J’ai mis les pieds ici au Chili en 2015, lors d’un stage d’initiation à la coopération internationale. Mes voyages précédents me semblaient fades, superficiels et ne m’avaient pas donné la chance de connaître les gens de la place. J’ai été servie quand je suis venue vivre pendant trois mois dans une famille de La Pintana, un quartier assez pauvre de Santiago. On peut dire que je n’ai pas connu le Santiago que la majorité des expatriés connaissent, lorsqu’ils viennent en voyage. Par là, j'entends que le centre-ville et les quartiers font penser à Montréal ou Toronto. Et je m’en rends bien compte lorsque je participe aux réunions d’équipe de l’école de langue où je donne des cours. Nos visions du Chili sont très différentes.
Puisque le mercure frôle le zéro pendant la nuit en juin, juillet et août, on doit utiliser un chauffage d'appoint et on dort avec une tuque et un foulard. Les maisons communes ne possèdent aucun système de chauffage.
Je me suis rapidement acclimatée au rythme de vie chilien. J’avais l’impression de me retrouver dans ma propre famille, du monde comme moi, pas de filtre, drôle et attachant. J’ai été séduite aussi par un collègue de travail qui est aujourd’hui mon petit mari, mais ça, c’est une autre histoire…
À mon retour, j’ai tout mis en place pour revenir vivre auprès de celui que j’aime dans un pays qui m’avait conquise. À ce moment-là, un ami équatorien en couple avec une Québécoise aussi dans un contexte de coopération m’a mise en garde : être en voyage dans un pays est une chose, mais immigrer dans ce pays en est une autre. Sur le coup, je ne l’ai pas pris au mot. J’ai pris mon avion et suis arrivée ici il y a un an, les yeux brillants, dans l’attente de retrouver tout ce qui m’avait manqué.
Crédit : Elias Arauz
L’emballement du début a rapidement cédé la place à un tas de petits tracas qui, avec le temps, se sont alourdis. Par exemple, vivre en campagne chez mes beaux-parents à deux heures du centre-ville a été épouvantable. J’ai aussi été happée par la différence culturelle qui ne s’était pas fait sentir la première année dans ma famille d’accueil. Mon ami n’était pas à côté de la plaque. Venir vivre dans un autre pays n’est pas une chose facile. Quand on n’est que de passage, on accepte des petites choses qui, en temps normal, nous dérangeraient chez nous. Par contre, quand on vient s’établir, on doit apprendre à dealer avec ces choses pour toujours. L’adaptation est plus difficile… mais possible.
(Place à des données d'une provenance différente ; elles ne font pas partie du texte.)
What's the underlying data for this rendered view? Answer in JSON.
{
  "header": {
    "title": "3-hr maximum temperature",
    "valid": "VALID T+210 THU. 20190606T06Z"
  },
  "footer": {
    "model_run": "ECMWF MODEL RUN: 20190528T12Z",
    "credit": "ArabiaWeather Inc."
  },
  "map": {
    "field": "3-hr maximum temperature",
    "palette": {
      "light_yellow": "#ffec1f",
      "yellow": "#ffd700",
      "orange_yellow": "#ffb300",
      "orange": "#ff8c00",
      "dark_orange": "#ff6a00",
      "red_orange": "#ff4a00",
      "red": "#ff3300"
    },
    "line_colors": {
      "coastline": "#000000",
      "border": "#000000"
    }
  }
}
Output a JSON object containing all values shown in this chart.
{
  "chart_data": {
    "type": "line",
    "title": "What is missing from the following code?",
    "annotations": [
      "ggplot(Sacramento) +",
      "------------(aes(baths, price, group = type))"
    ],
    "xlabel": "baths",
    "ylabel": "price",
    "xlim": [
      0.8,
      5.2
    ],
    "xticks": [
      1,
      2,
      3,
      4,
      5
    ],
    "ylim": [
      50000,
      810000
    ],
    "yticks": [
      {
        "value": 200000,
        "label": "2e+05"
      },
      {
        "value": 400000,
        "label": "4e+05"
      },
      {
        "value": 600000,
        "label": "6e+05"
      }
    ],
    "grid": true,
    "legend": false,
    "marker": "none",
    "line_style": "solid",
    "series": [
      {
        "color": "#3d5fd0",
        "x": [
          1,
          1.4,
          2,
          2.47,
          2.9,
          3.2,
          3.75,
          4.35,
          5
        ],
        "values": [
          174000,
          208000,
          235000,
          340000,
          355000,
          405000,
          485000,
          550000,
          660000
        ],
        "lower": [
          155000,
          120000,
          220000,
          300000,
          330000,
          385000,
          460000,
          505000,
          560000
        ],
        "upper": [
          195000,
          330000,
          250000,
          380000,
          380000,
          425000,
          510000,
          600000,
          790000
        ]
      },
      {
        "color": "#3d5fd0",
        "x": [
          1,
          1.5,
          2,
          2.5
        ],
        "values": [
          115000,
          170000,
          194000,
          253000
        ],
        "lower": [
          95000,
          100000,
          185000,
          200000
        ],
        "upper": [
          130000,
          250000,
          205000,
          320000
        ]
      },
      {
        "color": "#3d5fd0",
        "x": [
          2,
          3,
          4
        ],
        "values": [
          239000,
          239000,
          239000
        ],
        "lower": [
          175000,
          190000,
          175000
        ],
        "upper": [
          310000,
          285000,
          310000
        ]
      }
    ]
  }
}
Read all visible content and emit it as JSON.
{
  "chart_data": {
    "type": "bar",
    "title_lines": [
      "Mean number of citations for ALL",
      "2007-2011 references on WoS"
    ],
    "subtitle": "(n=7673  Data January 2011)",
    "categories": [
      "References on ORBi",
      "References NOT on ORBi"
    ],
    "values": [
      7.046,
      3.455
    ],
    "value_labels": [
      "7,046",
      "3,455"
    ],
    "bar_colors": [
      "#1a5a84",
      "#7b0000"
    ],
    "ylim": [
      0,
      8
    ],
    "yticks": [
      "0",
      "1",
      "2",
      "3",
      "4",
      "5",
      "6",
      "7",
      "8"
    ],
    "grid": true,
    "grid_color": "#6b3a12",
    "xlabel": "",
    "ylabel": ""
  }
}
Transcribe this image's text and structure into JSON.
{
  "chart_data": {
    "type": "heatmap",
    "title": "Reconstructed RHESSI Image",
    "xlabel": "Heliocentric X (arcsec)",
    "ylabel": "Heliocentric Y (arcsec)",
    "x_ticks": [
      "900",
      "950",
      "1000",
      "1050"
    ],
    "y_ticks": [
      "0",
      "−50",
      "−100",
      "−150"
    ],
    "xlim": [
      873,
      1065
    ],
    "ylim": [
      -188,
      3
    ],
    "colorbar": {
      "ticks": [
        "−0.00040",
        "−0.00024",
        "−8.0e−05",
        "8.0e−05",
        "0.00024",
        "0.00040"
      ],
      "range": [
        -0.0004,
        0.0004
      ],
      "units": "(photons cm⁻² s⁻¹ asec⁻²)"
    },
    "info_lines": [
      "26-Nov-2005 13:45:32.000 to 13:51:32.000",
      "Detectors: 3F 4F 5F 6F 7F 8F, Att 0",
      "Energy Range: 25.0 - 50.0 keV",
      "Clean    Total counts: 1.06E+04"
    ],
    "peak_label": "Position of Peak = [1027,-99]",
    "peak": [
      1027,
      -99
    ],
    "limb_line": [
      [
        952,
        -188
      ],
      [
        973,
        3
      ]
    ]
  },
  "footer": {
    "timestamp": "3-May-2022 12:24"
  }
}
Le café instantané en poudre est le seul qui est accessible. Je ne m'y suis jamais habituée. Un cappuchino coûte les yeux de la tête ici!
J’ai la chance d’avoir ici avec moi une très bonne amie qui était avec moi pendant mon premier voyage en 2015. Toutes les deux, nous voulions vivre ici au Chili de manière permanente. De pouvoir verbaliser certaines choses avec elle est un atout important.
Crédit : Elizabeth Dupont
Aussi, je dois dire que je suis privilégiée. Mon petit mari est extraordinaire et très à l’écoute. Il a immédiatement perçu que c’était difficile pour moi de vivre dans sa famille. Nous avons alors emménagé ensemble au centre-ville dans les semaines suivantes. En fait, nous sommes très semblables et la communication est omniprésente dans notre relation. Cela m’a grandement aidée à passer à travers les épreuves de mon adaptation. Je crois que je serai toujours un peu déstabilisée dans cette autre culture qui n'est pas la mienne, mais en même temps, j’aime être dans cet état. Ma curiosité envers les autres est servie!
Cette semaine, cela fera un an que je suis de retour au Chili et je suis très contente d’être ici. Il y a des jours plus difficiles que d’autres, j’aimerais que mes deux mondes cohabitent, mais ils sont à plus de 12 000 km de distance. Alors, quand je m’ennuie, j’appelle ma mère sur FaceTime, je mange des crêpes au sirop d’érable et je me fais de la poutine avec ma sauce en sachet St-Hubert en écoutant Pierre Lapointe.